RAAS inhibitors are widely used in the treatment of various diseases and no serious adverse events are reported. Similarly, in the prevention of AIC, no significant side effects were reported. RAAS inhibitors do not interfere with the antitumor activity of doxorubicin [106, 111] and do not affect cancer cell proliferation or metastatic potential. In some cancer types, they are even considered as having positive effect on patients’ survival and treatment outcomes [181]; thus, their use in cancer patients is safe.

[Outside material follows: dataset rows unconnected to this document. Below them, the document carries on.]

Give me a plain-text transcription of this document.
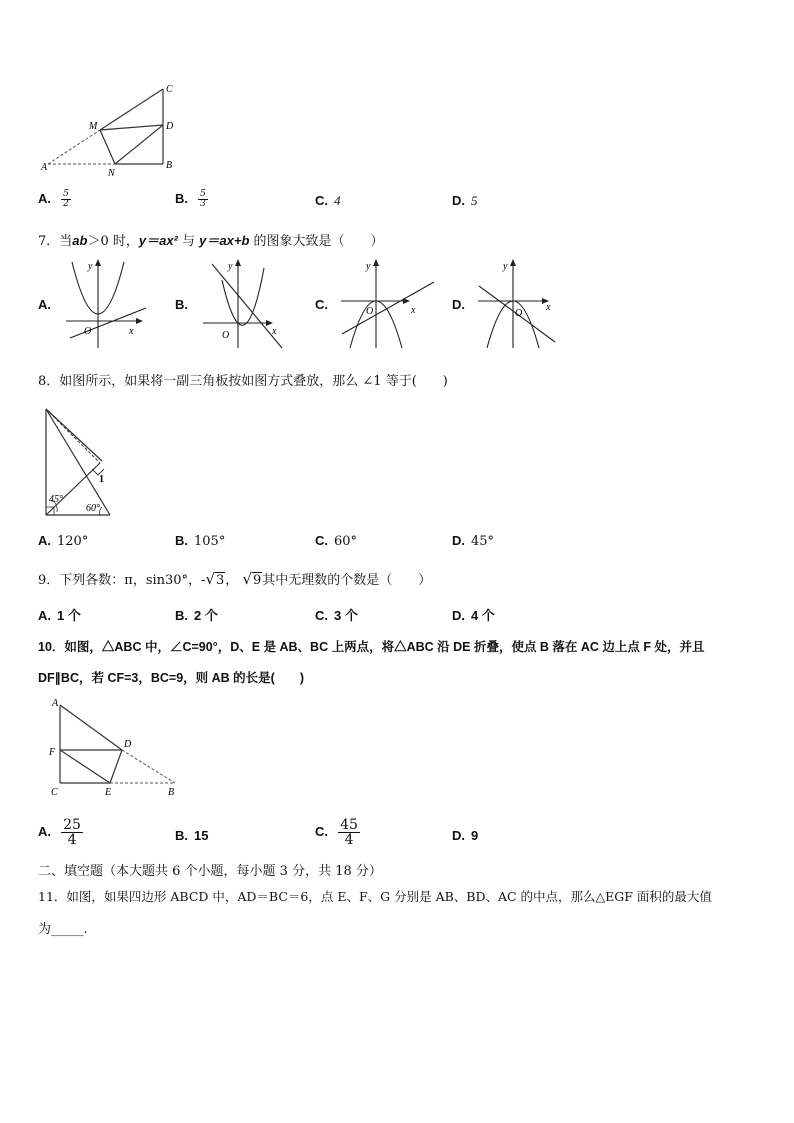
A
M
N
D
C
B
A. $\frac{5}{2}$	B. $\frac{5}{3}$	C. 4	D. 5
7．当ab＞0 时，y＝ax² 与 y＝ax+b 的图象大致是（　　）
A.	B.	C.	D.
y
x
O
y
x
O
y
x
O
y
x
O
8．如图所示，如果将一副三角板按如图方式叠放，那么 ∠1 等于(　　)
45°
60°
1
A. 120°	B. 105°	C. 60°	D. 45°
9．下列各数：π，sin30°，-√3， √9其中无理数的个数是（　　）
A. 1 个	B. 2 个	C. 3 个	D. 4 个
10．如图，△ABC 中，∠C=90°，D、E 是 AB、BC 上两点，将△ABC 沿 DE 折叠，使点 B 落在 AC 边上点 F 处，并且
DF∥BC，若 CF=3，BC=9，则 AB 的长是(　　)
A
F
C
D
E	B
A. $\frac{25}{4}$	B. 15	C. $\frac{45}{4}$	D. 9
二、填空题（本大题共 6 个小题，每小题 3 分，共 18 分）
11．如图，如果四边形 ABCD 中，AD＝BC＝6，点 E、F、G 分别是 AB、BD、AC 的中点，那么△EGF 面积的最大值
为_____.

Concluding, there is growing number of evidences showing that dysregulation of renin-angiotensin-aldosterone system consist and important stage in the chain of events leading to cardiotoxicity but further studies in validated animal models and in patients are necessary to find its exact place and role. Clinical trials showed that protection with RAAS inhibitors is effective in some extent, but the quality of the data and level of evidence is still too low to include obligatory prevention for every patient treated with anthracyclines. Nevertheless, ongoing and planned trials can change the perspective. Moreover, novel strategies, like targeting ACE2/ang-(1–7)/MasR pathway, showed promising results in the animal models and in future can find their way to the clinic.